Params: uid (必填), operation (必填: add_panel, remove_panel, update_panel, update_metadata, 删除).
add_panel params: panel (对象 带有 title, 类型, targets). Auto-layouts 下面 existing panels.
remove_panel / update_panel params: panelId (preferred) 或 panelTitle (case-insensitive substring fallback). updates (对象) 对于 update_panel.
update_metadata params: title, description, tags, 时间 (e.g., { "从": "现在-7d", "到": "现在" }), 刷新 (e.g., "1m").
删除 params: 无 此外 uid — permanently removes dashboard. Always confirm 带有 用户 第一个.
示例 添加: { "uid": "abc123", "operation": "add_panel", "panel": { "title": "错误 Rate", "类型": "timeseries", "targets": [{ "refId": "", "expr": "rate(errors_total[5m])", "datasource": { "uid": "prom1" } }] } }
示例 添加 (否 datasource): { "uid": "abc123", "operation": "add_panel", "panel": { "title": "Latency", "类型": "timeseries", "targets": [{ "refId": "", "expr": "histogram_quantile(0.99, rate(http_duration_bucket[5m]))" }] } } — validation skipped 如果 否 datasource UID found, panel 仍然 saved.
示例 移除: { "uid": "abc123", "operation": "remove_panel", "panelId": 3 }
示例 更新 panel: { "uid": "abc123", "operation": "update_panel", "panelId": 1, "updates": { "title": "新的 Title", "targets": [{ "refId": "", "expr": "new_query" }] } }
示例 更新 metadata: { "uid": "abc123", "operation": "update_metadata", "title": "My Dashboard v2", "时间": { "从": "现在-7d", "到": "现在" }, "刷新": "5m" }
示例 删除: { "uid": "abc123", "operation": "删除" }
Returns 更新: { status: "updated", uid, url, version, operation, panelCount, affectedPanel?: { id, title }, changedFields?: [...], queryValidation?: { validated, results, datasourceUid?, skippedReason? } }.
Returns queryValidation: 对于 add_panel 和 update_panel (当...时 targets 更改), PromQL queries dry-run against Grafana. 每个 结果: { refId, expr, 有效: 布尔值, 错误?: 字符串, sampleValue?: 数字 }. Panel always saved — validation informational. 如果 有效: 假, check 错误 字段 对于 PromQL syntax issues. 如果 skippedReason 设置, 否 datasource UID 是 found — include datasource: { uid: "..." } 在...上 targets 到 enable validation.

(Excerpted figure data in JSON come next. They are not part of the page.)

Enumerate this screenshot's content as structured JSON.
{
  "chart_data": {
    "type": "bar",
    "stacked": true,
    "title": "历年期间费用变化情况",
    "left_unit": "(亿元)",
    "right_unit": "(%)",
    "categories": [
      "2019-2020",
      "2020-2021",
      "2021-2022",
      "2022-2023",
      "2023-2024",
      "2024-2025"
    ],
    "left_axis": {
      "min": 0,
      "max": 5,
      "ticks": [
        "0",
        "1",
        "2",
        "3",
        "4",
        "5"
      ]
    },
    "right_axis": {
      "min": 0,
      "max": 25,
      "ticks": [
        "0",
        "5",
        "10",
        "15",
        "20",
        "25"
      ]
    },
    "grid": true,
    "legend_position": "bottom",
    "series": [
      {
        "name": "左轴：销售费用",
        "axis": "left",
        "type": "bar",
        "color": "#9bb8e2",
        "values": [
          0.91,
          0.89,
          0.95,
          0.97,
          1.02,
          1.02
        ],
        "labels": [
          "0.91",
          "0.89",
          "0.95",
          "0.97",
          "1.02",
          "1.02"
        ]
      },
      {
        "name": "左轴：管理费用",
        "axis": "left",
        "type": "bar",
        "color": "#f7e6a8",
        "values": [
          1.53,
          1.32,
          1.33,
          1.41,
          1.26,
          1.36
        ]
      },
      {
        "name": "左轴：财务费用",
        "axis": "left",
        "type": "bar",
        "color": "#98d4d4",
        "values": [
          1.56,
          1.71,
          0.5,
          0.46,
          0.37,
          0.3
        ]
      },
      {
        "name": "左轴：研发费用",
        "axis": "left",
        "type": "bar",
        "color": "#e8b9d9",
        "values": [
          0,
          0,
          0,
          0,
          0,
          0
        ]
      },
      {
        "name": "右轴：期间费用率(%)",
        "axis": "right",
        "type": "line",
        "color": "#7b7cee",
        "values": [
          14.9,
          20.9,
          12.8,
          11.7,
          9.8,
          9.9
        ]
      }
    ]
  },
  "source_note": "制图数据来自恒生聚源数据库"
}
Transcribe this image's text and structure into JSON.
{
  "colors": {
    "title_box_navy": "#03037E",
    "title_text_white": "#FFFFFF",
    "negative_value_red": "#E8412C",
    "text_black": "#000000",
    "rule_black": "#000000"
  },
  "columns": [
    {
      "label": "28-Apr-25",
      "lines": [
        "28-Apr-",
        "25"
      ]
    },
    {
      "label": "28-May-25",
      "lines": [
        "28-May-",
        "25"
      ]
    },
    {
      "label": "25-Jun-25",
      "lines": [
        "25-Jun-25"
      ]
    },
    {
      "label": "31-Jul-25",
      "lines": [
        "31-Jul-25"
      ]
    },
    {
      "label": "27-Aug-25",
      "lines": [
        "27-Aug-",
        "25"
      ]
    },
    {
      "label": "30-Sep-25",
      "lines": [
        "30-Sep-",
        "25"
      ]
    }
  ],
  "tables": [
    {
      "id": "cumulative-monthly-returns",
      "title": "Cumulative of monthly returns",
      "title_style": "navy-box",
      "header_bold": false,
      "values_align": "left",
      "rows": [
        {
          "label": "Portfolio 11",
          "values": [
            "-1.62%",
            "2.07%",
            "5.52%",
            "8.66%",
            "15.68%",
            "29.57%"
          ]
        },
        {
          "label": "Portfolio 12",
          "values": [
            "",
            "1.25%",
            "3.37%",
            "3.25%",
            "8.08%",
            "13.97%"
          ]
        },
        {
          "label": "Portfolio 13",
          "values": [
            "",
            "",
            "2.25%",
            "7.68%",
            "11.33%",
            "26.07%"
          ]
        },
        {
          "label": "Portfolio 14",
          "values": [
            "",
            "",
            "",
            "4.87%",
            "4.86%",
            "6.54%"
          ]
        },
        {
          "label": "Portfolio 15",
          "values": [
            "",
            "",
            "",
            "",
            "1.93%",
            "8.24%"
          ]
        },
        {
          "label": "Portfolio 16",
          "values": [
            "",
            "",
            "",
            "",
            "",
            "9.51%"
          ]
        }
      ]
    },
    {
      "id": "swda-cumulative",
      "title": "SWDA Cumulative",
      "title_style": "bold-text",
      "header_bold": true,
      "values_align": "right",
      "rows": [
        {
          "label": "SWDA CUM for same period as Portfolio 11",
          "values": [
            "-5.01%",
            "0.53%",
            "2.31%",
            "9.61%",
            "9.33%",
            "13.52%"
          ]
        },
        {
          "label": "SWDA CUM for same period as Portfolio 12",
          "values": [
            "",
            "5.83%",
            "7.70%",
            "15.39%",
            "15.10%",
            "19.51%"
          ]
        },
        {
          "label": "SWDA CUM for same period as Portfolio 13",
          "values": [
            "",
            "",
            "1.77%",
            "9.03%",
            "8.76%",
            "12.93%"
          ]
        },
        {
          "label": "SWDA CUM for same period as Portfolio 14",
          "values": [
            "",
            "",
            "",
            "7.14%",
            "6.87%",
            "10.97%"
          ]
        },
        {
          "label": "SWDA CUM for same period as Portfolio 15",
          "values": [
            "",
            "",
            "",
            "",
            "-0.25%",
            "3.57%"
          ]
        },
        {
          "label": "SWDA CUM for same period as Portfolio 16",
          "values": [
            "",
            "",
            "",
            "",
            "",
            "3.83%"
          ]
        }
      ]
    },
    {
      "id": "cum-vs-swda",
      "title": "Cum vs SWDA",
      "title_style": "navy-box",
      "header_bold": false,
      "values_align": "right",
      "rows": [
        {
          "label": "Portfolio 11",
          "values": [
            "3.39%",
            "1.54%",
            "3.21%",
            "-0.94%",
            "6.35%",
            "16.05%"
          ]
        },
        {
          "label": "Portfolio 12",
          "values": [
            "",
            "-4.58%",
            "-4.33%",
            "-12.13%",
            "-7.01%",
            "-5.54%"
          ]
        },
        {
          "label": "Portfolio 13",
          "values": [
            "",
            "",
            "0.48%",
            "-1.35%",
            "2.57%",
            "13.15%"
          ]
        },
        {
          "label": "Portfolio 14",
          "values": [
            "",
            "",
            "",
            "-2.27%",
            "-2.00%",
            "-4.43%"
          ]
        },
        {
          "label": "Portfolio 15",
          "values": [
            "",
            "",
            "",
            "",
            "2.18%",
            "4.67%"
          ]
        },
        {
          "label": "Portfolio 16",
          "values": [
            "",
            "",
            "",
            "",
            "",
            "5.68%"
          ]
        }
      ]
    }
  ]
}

Returns 删除: { status: "deleted", uid, title, 消息 }.
Tip: targets 在...中 update_panel replaces entirely — include 所有 targets, 不 只是 changed ones. Include datasource.uid 在...上 targets 对于 查询 validation feedback.grafana_get_dashboard
当...时: 需要 到 inspect dashboard's panels — 查找 panel IDs 对于 sharing, 验证 structure, scan multiple dashboards 对于 overview, 或 audit 哪个 panels returning data.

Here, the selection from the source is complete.